The wage increases were not the only new restrictions issued to further restrict the H-1B process. The Department of Homeland Security’s USCIS narrowed the degrees acceptable for H-1B positions. Prior to this change, a degree equivalent to a U.S. Bachelor’s Degree in a field related to the position offered was required to obtain a visa. However, now the degree must be directly applicable to the job duties, not just related. Words like “usually” or “normally” required are thrown to the wayside, emphasizing strict enforcement of the rule. For example, this change requires a mechanical engineer to have a mechanical engineering degree, not just an engineering degree. 

However, the Interim Final Ruling (IFR) announced by the Department of Labor about the wage increase was struck down by a preliminary injunction in New Jersey and a federal court order in California.
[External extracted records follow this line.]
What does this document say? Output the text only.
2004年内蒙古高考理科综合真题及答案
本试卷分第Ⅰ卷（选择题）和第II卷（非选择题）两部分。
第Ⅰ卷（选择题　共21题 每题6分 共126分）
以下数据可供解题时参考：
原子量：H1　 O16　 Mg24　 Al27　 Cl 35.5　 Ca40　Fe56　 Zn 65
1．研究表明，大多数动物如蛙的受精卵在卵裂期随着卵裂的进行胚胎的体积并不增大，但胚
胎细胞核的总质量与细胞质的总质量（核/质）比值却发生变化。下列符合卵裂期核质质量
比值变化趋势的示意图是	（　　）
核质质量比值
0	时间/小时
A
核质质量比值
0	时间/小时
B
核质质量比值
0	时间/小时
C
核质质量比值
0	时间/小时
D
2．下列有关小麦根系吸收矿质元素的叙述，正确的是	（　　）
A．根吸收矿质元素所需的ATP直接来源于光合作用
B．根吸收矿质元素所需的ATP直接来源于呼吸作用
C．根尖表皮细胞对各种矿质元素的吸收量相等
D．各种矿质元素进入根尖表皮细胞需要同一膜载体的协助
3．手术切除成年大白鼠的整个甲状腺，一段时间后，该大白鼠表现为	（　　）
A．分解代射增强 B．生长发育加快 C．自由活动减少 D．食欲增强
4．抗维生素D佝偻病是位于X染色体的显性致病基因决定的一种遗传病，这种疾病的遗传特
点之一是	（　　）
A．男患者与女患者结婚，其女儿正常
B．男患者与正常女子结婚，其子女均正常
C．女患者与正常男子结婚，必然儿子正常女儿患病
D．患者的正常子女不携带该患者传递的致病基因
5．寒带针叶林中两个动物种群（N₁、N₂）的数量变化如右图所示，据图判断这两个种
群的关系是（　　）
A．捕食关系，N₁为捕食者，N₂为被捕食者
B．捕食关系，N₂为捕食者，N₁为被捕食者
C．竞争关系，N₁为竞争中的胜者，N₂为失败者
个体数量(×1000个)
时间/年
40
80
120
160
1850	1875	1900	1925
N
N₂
The courts ruled that the administration did not offer the standard 30-day waiting period required by the Administrative Procedure ACT before putting the rule into effect. Because of the lack of due process, DOL was forced to revert to their previous wage levels, effective December 4, 2020. 

While employers enjoyed hearing they would not have to pay the higher wages, the DOL IFR continued to adversely affect employers who had already filed Labor Condition Applications (LCAs) using the higher wage data. An LCA is an application, filed with the DOL before an H-1B petition can be filed, that provides the government with information about the place of employment, job title, and duties, and proposed wage. An LCA must be submitted for approval, and, if approved by the DOL, posted at the employee’s intended worksite for 10 days to inform other employees of the wage and job duties of the prospective H-1B employee. Due to the time it takes for the DOL to process, review, and issue a decision on an LCA, most employers need to submit an LCA several months before they file the actual H-1B petition. For employers who filed an LCA with the higher wage level and want to change it to reflect the reverted lower wages, they would need to resubmit an LCA, wait for a decision, and repost the new LCA for 10 days. This is time-consuming and can severely delay the process of submitting the actual H-1B petition, but the only alternative is to continue to pay the unrealistic higher wage. 

Overall, while the courts managed to protect employers’ interests by requiring the Department of Labor to reconsider prevailing wages, employers will continue to feel the effects of the Interim final Ruling for months to come. The stringent qualifications for H-1B visas remain in effect, meaning that it may be more difficult for individuals with general degrees like business administration or engineering with no specialty to obtain a visa. In January 2021, the Department of Labor issued a final ruling on Prevailing wages, striking the middle ground between previous prevailing wages and the excessive minimums published in the interim final ruling. Prevailing wages were raised from the minimum being in the 17th percentile to the 35th percentile for entry-level workers. While this increase still going to be an added expense for H-1B employers, these changes will not go into effect until 2022, giving employers adequate time to plan. As the 2021 H-1B season approaches, employers may need to adapt to ensure they have followed all the new guidelines.